At risk: our creative future** notes that in 2019 the arts sector contributed £115.9 billion to the UK’s economy, almost 6% of Gross Value Added nationally. The report suggests that the government’s complacency toward the arts sector threatens to see the UK lose its status as a leading global centre of creative enterprise. It advises the government to unlock the sector’s potential by improving research, developing tax relief and abandoning plans to water down copyright law.18
Non-profits and governmental support
Meanwhile, the non-profit art sector in the UK, already contending with an economic downturn, is also dealing with major funding cuts. Brexit saw EU support for UK arts – previously much relied upon – come to an end. At the same time, the Arts Council’s aid to museums and foundations has become even more selective and strategic.

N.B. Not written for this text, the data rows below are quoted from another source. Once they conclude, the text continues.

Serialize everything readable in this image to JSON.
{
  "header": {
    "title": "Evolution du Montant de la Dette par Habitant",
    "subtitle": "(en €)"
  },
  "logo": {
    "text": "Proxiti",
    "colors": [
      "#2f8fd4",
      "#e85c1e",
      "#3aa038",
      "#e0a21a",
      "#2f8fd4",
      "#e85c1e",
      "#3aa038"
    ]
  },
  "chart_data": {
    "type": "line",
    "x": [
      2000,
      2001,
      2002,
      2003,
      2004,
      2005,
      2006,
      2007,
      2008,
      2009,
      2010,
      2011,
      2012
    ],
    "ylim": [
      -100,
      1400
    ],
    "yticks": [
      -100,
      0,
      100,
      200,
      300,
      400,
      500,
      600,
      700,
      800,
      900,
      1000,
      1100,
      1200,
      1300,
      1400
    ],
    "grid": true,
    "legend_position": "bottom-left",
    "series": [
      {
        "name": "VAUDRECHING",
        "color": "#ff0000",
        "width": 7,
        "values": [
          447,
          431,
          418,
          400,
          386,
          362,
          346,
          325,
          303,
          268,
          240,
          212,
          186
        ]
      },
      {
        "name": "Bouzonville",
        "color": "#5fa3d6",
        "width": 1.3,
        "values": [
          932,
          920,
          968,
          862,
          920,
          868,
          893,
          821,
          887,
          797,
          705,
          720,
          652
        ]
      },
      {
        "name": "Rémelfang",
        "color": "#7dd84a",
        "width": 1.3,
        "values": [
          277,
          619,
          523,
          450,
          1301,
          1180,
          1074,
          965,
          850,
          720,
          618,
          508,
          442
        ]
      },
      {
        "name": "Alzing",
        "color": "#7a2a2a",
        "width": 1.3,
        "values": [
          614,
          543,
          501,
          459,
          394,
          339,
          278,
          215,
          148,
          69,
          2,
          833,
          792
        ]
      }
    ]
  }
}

The government has slashed funding to many London cultural institutions, including the Camden Arts Centre, Institute of Contemporary Arts and The Serpentine Gallery. These funds are being redistributed by the Arts Council to art institutions and foundations outside of London, with the hopes of stimulating redevelopment elsewhere in the country and encouraging arts tourism nationwide.19
To offer some respite, the country’s finance minister, showed support for struggling art institutions by announcing that the Museums and Galleries Exhibition Tax Relief will remain at a higher rate until March 2026.20
Resilience and adaptability
The continuing Brexit hangover has not diminished the UK’s position as a global cultural leader and dominant player in the art market. The market’s underpinnings remain strong. These include a singular artistic heritage, world-class institutions such as the British Museum, Tate Modern and The National Gallery, as well as leading auction houses, galleries, and art schools. The UK has shown its ability to ride out cycles and adapt to changes in the art market. As a result, we anticipate that the UK art market will remain resilient.